Lembrem-se de que redigi ‘era, para mim, a data mais comercial do ano’. O verbo, no passado, está desta maneira propositalmente. Quando se tem certeza de que se conhece a pessoa certa (chavão válido agora) tudo cai na maior simplicidade carinhosa. Acontece isso comigo. Silvia e eu vivemos nosso namoro numa intensidade às avessas. Ontem, ficamos juntos. Não saímos, não badalamos, não festejamos. Ficamos juntos. A companhia soluciona qualquer resquício de saudade. Esse grude basta. Recordam-se das perguntas e as discussões da dupla de “Acossado” (1960), obra-prima de Jean-Luc Godard? Namoro de verdade é isso. O filme praticamente todo se passa no quarto em que Patricia se esconde junto com Michel Poiccard. Os personagens de Jean Seberg e Jean-Paul Belmondo têm uma integração perfeita neste sentido. O exemplo serve para Silvia e eu. Somos, antes de tudo, parceiros, na acepção da palavra. O “objetivo comum”, como está sublinhado no dicionário Houaiss, é a meta que temos de alcançar.
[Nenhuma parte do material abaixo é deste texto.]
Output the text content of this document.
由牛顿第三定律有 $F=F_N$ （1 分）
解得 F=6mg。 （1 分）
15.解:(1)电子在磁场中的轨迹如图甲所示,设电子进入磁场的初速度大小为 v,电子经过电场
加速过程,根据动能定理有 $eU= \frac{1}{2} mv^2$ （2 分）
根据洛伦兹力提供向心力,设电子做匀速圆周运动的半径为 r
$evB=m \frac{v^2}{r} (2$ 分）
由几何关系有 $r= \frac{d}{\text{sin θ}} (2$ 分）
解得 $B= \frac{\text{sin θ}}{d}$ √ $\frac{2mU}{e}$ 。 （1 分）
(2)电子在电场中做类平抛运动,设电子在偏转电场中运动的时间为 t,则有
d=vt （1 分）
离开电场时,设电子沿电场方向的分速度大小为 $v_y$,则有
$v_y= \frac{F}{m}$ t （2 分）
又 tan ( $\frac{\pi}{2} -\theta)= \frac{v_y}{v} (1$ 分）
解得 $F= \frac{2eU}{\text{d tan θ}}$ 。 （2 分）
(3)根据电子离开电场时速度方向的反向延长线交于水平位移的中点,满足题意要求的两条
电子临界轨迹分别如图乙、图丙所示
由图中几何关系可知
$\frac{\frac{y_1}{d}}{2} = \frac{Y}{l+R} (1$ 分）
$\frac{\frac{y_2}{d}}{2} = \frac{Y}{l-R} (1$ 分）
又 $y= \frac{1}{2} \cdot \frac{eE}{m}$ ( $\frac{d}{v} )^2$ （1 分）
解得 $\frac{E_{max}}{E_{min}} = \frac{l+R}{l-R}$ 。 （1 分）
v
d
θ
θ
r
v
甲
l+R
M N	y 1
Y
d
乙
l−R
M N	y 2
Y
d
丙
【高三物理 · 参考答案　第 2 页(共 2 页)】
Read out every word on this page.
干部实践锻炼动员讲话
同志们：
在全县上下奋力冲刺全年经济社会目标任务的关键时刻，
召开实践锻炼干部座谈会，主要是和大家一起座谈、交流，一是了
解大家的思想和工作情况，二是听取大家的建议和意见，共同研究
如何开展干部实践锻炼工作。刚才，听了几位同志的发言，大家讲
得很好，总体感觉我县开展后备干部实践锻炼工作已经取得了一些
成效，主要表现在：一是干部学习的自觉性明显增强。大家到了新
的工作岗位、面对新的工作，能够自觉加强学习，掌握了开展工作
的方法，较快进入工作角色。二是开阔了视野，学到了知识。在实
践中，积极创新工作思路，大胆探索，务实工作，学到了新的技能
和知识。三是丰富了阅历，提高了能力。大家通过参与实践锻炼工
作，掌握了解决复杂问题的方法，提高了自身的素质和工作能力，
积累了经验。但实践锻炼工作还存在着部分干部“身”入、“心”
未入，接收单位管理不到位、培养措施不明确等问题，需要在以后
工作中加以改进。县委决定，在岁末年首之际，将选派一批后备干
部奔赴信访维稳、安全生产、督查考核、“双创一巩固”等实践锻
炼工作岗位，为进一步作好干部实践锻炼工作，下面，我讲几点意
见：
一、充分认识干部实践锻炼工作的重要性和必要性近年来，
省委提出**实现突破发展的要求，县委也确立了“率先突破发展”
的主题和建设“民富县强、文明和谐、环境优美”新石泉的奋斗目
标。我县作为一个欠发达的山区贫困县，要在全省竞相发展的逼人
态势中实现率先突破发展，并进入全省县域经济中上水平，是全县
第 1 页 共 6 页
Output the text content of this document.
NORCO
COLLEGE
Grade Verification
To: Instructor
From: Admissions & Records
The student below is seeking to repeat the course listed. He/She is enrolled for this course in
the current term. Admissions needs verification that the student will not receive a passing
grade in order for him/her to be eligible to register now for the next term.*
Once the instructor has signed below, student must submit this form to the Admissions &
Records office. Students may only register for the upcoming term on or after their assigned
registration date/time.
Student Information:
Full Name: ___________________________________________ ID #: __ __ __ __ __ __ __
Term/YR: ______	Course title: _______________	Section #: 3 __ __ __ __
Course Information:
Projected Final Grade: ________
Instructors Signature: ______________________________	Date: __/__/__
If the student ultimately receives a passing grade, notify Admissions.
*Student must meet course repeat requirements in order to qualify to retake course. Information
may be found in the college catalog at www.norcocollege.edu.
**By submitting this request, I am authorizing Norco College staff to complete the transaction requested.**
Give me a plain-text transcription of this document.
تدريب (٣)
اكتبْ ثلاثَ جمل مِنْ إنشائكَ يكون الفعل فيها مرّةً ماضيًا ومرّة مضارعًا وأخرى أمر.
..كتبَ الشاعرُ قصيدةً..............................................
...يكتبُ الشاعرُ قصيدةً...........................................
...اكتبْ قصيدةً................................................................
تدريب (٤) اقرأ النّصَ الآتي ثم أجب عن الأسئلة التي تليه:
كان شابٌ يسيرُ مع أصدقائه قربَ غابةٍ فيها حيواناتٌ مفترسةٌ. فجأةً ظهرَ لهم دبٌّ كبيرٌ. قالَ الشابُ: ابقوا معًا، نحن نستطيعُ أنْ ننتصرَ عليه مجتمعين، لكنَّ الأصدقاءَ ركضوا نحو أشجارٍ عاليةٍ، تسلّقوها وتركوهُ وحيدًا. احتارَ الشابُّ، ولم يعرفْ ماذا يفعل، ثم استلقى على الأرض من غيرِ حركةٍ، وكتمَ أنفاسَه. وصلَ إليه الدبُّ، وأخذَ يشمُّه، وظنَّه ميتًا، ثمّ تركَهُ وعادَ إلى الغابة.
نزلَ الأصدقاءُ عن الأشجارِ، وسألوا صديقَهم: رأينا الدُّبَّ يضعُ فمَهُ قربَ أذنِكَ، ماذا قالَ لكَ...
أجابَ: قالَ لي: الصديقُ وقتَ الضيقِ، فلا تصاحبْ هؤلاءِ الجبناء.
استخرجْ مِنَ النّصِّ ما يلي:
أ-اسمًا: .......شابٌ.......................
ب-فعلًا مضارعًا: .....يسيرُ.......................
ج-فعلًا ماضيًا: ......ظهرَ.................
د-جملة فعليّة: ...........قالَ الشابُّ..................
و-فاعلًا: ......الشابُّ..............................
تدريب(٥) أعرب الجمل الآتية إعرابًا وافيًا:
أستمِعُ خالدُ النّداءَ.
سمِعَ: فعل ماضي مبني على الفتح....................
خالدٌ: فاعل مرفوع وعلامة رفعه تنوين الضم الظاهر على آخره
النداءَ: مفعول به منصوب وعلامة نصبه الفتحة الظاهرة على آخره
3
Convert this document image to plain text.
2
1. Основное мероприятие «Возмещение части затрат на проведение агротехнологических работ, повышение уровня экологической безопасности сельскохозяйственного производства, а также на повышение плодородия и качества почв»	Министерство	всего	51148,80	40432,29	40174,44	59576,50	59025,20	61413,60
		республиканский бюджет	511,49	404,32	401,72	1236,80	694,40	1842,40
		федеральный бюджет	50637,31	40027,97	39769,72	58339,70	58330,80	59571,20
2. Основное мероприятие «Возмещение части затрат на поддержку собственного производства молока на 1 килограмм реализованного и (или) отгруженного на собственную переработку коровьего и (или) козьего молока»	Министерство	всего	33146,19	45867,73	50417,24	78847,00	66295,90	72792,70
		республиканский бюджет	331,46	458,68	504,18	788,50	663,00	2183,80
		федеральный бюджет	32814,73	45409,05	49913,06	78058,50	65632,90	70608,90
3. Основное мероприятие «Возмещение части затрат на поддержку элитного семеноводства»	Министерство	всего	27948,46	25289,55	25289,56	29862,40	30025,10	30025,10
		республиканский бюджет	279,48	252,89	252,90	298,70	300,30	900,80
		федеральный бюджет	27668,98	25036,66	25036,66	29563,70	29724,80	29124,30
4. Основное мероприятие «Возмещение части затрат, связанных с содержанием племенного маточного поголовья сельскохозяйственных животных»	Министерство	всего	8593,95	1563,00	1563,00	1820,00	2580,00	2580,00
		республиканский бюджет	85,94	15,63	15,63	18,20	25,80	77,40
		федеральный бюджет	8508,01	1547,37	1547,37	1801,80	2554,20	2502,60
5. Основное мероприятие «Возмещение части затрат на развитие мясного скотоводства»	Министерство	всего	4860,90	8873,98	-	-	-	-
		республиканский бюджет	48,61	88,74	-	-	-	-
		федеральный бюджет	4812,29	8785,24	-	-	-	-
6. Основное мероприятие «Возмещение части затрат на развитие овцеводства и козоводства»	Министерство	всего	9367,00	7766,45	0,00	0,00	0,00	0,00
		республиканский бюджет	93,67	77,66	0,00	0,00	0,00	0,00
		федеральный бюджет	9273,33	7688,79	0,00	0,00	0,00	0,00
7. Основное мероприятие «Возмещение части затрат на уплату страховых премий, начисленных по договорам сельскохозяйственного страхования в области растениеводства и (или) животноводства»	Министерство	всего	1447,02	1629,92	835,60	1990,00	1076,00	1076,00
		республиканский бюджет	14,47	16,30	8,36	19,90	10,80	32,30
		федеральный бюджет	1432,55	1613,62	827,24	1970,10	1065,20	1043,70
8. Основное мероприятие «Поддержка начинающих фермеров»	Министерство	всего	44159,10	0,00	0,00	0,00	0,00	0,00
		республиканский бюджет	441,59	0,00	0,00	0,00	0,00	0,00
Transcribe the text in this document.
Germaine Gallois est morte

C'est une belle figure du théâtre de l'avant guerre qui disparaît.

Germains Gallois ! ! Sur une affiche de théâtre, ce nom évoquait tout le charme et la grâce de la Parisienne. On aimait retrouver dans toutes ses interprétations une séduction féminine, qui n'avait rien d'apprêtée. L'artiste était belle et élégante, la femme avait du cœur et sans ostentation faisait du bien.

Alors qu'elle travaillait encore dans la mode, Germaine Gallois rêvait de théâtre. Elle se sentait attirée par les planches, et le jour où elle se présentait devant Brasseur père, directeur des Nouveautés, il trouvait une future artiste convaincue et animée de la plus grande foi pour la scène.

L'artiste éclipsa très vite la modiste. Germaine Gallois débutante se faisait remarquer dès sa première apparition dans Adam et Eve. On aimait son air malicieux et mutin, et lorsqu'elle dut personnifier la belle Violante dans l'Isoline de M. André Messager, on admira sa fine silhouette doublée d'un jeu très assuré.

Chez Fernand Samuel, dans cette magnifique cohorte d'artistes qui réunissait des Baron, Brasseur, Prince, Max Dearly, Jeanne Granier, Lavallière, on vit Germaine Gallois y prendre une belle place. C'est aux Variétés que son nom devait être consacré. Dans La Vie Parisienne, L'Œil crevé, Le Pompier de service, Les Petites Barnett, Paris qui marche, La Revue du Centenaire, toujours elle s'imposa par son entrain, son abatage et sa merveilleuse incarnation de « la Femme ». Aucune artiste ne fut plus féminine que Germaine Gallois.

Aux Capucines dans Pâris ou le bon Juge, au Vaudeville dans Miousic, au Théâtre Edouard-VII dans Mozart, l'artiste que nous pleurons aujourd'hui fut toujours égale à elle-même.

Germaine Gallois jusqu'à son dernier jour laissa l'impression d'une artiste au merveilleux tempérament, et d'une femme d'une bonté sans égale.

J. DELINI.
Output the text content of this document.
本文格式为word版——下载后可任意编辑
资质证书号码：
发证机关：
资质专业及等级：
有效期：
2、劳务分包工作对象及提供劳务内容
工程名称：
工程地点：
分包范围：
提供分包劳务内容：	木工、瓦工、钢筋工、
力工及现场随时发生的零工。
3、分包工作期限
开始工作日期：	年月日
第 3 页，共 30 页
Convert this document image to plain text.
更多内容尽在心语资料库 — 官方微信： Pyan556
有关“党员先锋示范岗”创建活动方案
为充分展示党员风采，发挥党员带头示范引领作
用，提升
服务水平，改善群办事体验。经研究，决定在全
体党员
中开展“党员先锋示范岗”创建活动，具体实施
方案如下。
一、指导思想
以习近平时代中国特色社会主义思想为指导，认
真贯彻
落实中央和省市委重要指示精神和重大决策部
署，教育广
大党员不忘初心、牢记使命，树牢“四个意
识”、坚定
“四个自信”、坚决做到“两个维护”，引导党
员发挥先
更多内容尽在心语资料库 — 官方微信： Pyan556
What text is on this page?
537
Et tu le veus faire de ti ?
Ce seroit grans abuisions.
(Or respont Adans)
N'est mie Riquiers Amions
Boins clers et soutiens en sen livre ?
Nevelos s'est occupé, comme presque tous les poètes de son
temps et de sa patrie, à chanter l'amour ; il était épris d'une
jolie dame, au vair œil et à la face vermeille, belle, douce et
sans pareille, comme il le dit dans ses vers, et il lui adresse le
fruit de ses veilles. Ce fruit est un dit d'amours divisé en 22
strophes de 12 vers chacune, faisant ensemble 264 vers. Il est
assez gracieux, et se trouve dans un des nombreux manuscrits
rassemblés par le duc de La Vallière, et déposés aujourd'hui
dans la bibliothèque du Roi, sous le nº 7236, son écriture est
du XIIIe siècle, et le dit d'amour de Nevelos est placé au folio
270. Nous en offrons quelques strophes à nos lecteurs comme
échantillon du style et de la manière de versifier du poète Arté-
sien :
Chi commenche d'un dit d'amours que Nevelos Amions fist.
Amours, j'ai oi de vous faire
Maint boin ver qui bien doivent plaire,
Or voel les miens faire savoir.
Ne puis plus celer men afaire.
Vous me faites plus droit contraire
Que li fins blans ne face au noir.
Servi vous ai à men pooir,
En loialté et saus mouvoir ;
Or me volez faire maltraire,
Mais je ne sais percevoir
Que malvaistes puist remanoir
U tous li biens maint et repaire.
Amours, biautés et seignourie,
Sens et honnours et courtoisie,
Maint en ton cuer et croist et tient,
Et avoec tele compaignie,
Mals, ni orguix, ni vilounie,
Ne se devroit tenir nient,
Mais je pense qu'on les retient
E atinge-se o ponto máximo no Dia dos Namorados. Pode ser o 12 de junho no Brasil (instituiu-se este dia em nosso país por anteceder Santo Antônio, padroeiro dos que querem se casar rápido – 13 de junho) ou a mais tradicional das datas: 14 de fevereiro, Dia de São Valentim.
Seria a metáfora como o poema “Ouvir Estrelas”, de Olavo Bilac: “‘Ora (direis) ouvir estrelas! /Certo perdeste o senso!’ E vos direi, no entanto /Que, para ouvi-las, muita vez desperto /E abro janelas, pálido de espanto /E conversamos toda a noite, enquanto a Via-Láctea, como um pálio aberto /Cintila. E, ao vir do sol, saudoso e em pranto /Ainda as procuro pelo céu deserto /Direis agora: ‘Tresloucado amigo! /Que conversas com elas? Que sentido tem o que dizem, quando estão contigo?’ /E vos direi: ‘Amai para entendê-las /Pois só quem ama pode ter ouvido /Capaz de ouvir e de entender estrelas’”. Ao invés de presentes materiais, dê um sorriso e diga “eu te amo”. No lugar de um relógio novo, entregue à pessoa que você ama uma pétala de rosa. O ator, compositor, escritor e cantor Mário Lago costumava dizer: “Não há nada melhor que o sorriso da mulher amada.” E estes dentes só são mostrados com ternura e emoção. Não dê importância ao dinheiro, mas à intenção. A declaração de amor só existe quando há lisura de caráter, franqueza. Longe de mim pretender dar os conselhos de Sigmund Freud. Nem sou capaz. Mas 12 de junho está, sim, relacionado com o mundo à parte dos namorados. Silvia e eu temos o nosso. É singelo, fraterno e cúmplice. Nada mais que isso.